O Presidente da República salientou hoje o apoio dos países africanos à candidatura de António Guterres a secretário-geral da ONU, considerando que perceberam, antes de todos, que era um símbolo do diálogo que a língua portuguesa representa.

Antes de todos, "África percebeu que Guterres era um símbolo de diálogo"

Marcelo Rebelo de Sousa falava no início da sua visita de Estado ao Senegal - país que apoiou a candidatura de Guterres como membro não permanente do Conselho de Segurança das Nações Unidas (ONU) -, numa cerimónia na Universidade Cheikh Anta Diop (UCAD), em Dacar, em que recebeu um doutoramento honoris causa.

Num discurso em francês, perante muitos estudantes de português, o chefe de Estado falou da relação de Portugal com África e da língua portuguesa, espalhada pelo mundo, defendendo que "é muito mais do que uma língua: é uma maneira de viver a vida, de a viver com diálogo, abertura".

Em seguida, questionou: "Por que é que o secretário-geral das Nações Unidas é um português, o senhor António Guterres?

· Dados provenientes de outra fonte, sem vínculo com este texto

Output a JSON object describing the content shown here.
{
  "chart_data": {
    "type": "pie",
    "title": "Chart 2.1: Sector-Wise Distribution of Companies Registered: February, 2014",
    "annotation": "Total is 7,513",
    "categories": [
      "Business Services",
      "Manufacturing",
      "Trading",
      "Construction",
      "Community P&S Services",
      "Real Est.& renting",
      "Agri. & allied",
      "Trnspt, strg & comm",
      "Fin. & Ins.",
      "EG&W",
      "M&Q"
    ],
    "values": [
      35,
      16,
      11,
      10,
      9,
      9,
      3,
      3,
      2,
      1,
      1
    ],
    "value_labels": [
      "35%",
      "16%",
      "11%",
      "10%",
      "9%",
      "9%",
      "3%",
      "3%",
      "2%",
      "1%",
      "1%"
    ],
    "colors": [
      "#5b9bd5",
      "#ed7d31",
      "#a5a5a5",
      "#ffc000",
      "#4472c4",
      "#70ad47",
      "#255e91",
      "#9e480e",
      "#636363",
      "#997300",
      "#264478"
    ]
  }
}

Porquê? É um símbolo dessa abertura, dessa compreensão".

"E quem apoiou a sua candidatura desde o primeiro momento? África, os Estados-membros das Nações Unidas que pertencem ao continente africano. Antes das superpotências, antes do resto do mundo", salientou, em seguida.

Segundo Marcelo Rebelo de Sousa, os países africanos "compreenderam que estava ali um símbolo de diálogo, de abertura, de compreensão, de solidariedade - que é, obviamente, resultado do seu talento pessoal, mas de uma forma muito especial que os portugueses têm de viver a vida".